A high school student in Dallas got a few laughs from his classmates as he described how he likes to customize "FireTV Sticks and other stuff," with his dad, only he used a term most anyone who's messed with computer hardware knows: jailbreak. The teen explained he learned a lot while refurbishing phones and reselling them for extra money. Now he wants to learn how to write his own software. I couldn't help but applaud his hustle.

A man stands in a high school classroom where students are seated at desks.
Tom Berry, senior product manager for the Amazon Future Engineer program, visits computer science students in Nenana, Alaska.

I've had the opportunity to travel to schools throughout the country as the product manager for Amazon Future Engineer's high school program. Amazon Future Engineer funds computer science courses in more than 2,000 high schools, supporting students from underserved and underrepresented communities across the country. Amazon funds full-year Intro and AP computer science courses, primarily for public Title I schools that have never offered AP computer science courses before. These courses benefit more than 100,000 high school students, from Nenana, Alaska to Washington, D.C., as part of the Amazon Future Engineer childhood-to-career program.

My interest in education started before my time at Amazon. I served with the U.S. Army in Afghanistan and saw children who risked their lives just by walking to school. They showed up for class because they wanted to build a better future for themselves. In Afghanistan, that starts with becoming literate. According to UNESCO, only 31 percent of Afghanistan's population can read. Students in the U.S. may not live in a war zone, but many in underserved communities are being denied access to a key aspect of literacy in the 21st century: computer science education. According to Code.org, students in low-income schools or with higher underrepresented minority populations are much less likely to learn computer science. The question for me as an Amazon employee became how could I positively contribute at Amazon to this very complex issue, affecting students who simply want to learn?

As the saying goes at Amazon, we like to start with the customer and work backwards. For teams like mine, the customer isn't someone buying a product. Our team's customers are students, and my job teaches me to be humble and listen to them—about their challenges and their ideas about education and about solutions that might help them learn.

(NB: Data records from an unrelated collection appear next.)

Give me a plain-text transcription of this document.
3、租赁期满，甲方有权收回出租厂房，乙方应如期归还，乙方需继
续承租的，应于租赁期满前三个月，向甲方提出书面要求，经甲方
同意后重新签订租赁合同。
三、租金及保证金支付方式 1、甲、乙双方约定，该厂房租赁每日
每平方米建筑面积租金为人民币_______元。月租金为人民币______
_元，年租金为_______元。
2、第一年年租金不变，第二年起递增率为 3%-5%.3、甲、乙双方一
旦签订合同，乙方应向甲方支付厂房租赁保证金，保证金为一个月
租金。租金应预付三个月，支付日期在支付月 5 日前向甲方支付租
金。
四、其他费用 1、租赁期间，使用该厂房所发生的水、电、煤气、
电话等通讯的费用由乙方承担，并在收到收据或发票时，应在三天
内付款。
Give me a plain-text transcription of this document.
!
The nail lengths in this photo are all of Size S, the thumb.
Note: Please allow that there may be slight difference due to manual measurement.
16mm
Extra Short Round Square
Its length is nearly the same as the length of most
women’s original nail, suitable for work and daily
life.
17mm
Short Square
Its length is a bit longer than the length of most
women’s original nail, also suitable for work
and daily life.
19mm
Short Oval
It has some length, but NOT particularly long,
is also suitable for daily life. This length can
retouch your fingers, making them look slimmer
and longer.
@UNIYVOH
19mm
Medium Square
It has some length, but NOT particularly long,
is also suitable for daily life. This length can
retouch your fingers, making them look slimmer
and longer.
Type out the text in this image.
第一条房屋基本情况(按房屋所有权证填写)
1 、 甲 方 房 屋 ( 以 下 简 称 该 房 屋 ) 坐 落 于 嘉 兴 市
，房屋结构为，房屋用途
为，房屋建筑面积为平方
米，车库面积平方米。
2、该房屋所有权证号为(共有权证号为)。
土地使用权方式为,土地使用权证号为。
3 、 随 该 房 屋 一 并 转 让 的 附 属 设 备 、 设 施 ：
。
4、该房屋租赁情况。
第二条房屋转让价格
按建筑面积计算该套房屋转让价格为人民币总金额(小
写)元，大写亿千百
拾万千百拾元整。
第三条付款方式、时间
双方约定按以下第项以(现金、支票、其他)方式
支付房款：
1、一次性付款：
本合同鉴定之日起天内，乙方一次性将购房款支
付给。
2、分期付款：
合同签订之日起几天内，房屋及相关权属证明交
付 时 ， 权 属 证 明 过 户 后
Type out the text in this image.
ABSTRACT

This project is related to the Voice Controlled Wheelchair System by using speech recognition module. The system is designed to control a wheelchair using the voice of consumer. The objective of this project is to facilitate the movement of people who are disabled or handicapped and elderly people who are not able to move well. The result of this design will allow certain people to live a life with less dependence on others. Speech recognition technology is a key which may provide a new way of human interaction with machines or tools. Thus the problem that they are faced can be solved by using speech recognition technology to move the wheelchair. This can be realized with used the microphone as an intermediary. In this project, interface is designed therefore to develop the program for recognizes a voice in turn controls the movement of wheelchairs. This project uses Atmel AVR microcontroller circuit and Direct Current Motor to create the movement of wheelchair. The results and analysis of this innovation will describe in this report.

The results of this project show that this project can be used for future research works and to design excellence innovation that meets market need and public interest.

The students I've visited come from many different places and communities. Cities as diverse as the suburbs of Dallas, to the inner city of Nashville, or a small village in Alaska. I only get a quick glimpse into these students' lives, but most of students are honest, forthright, and insightful, which makes my job of listening pretty easy. During my visits, I invite them to join me in becoming a product manager during class, and start working backwards by asking them how they landed in a computer science class in the first place.

"I like the struggle of computer science and coding," said a young student at Martin Luther King Jr. Magnet High School in Nashville. "It's like a puzzle. The answer is never right in front of you, but you can get there if you really try."

That same student also gave some incisive feedback on our curriculum's limited testing features compared to popular open source options. The desire for a better testing feature is something I can take back to my team to build based on her idea.

The students I met in Nenana, Alaska come to the village's boarding school from several smaller villages, with few educational options. They were writing their first few lines of code at a school that had never been able to offer computer science courses before.

When I asked about what they liked in the course, several students said it was cool to see explanations of complicated topics like artificial intelligence and computer vision that power Amazon technologies. Like me, they still did not fully grasp the technology, but it helped them understand their world a little better.

Yet, I often find myself out of my depth. When I responded to a question on cloud computing with a student, I added on that they could spin up their own AWS Elastic Cloud Compute (ECS) instances for free as part of our sponsorship in the course. His eyes lit up, and he asked if he could stand up his Minecraft club's servers using EC2 himself? I told him truthfully that I did not know. It left me wondering if we could build a lesson that taught students cloud computing through solving these types of practical problems.

Their teacher told me separately that the course helps them think about ideas to preserve their culture, as Alaskan Natives, in ways their elders might not consider. For instance, coding a game that teaches Native Alaskan traditions and languages to children.

Amazon Future Engineer is too new to see how many of these students' dreams will be realized over the long run. Still, my focus is on helping to build something a little better so that teachers at schools can better reach their students.

My journey has already taught me to spend as much time as possible listening to students in as many classrooms as possible. I believe these students will find the support and tools they need to become builders of the future.